Lisa Lawmaster Hess has contributed articles to local, national and online publications, and blogs at The Porch Swing Chronicles, The Susquehanna Writers and here at She is the author of two non-fiction books (Acting Assertively and Diverse Divorce) and two novels, Casting the First Stone and Chasing a Second Chance. A retired elementary school counselor, Lisa is a lecturer in psychology at York College and enjoys singing with the contemporary choir at her church.


  1. This is a great article! It takes a very practical approach to this method of organizing, and it gives encouragement to keep going without judging those who use this method. I’m a drop and run organizer, and this is the boost that I need to tackle the pile that has come up in my front hall. I didn’t think about removing the lids from things, that is a great plan! I have our baskets lined up under a bench, and they have lids, since we found that having to pull out baskets on a shelf made one more set that we just didn’t do. Lids off this weekend and here we go!

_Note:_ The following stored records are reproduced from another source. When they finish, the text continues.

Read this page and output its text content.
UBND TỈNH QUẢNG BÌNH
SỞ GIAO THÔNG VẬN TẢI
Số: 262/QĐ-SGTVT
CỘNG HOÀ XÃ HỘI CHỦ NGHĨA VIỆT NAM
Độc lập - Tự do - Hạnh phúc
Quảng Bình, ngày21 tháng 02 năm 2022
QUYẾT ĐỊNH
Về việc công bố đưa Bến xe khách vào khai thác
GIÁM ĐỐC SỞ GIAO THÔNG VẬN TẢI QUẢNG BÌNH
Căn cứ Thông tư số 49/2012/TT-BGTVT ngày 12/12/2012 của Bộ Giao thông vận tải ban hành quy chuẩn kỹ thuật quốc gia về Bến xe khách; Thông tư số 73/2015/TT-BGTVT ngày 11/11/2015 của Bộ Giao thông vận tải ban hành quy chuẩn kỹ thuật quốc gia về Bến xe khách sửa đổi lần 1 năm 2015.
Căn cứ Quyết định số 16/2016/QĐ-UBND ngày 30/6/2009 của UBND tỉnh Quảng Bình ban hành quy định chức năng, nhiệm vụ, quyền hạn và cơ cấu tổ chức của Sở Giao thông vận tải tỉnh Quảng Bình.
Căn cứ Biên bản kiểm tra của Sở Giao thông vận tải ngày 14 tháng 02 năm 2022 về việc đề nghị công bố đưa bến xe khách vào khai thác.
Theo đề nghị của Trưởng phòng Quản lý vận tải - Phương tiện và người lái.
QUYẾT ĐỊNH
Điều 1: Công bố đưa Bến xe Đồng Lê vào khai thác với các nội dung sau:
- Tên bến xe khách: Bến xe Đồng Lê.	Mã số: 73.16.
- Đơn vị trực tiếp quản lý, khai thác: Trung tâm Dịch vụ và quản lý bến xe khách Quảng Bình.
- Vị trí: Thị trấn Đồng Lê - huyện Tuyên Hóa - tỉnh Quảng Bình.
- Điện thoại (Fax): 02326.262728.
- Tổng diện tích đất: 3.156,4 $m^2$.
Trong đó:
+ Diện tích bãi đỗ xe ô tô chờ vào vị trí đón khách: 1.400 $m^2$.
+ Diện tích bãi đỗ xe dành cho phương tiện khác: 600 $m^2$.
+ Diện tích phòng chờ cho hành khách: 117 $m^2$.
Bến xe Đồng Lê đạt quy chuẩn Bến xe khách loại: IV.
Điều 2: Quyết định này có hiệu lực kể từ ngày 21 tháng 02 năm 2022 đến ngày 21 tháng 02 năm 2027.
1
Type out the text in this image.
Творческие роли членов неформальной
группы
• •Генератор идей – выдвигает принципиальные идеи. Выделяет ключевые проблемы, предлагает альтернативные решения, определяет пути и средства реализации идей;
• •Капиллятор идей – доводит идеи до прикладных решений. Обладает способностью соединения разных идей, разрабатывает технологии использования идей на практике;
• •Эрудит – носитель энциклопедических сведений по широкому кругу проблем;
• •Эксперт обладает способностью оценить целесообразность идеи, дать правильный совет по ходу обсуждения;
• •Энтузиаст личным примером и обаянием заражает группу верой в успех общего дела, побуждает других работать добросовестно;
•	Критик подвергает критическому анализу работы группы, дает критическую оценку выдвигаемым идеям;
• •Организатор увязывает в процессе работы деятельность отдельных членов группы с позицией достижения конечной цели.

  2. Thanks for commenting, Catherine — I’m so glad you found the post useful! I’m especially glad that you felt energized and not judged. Most of us are more organized than we think we are, and it’s amazing what a simple change can do. I, too, am a drop and run organizer — I think a lot of busy people are — and I’m on a constant quest to make it work for me instead of against me. I hope you’ll come back and share your basket successes with us!!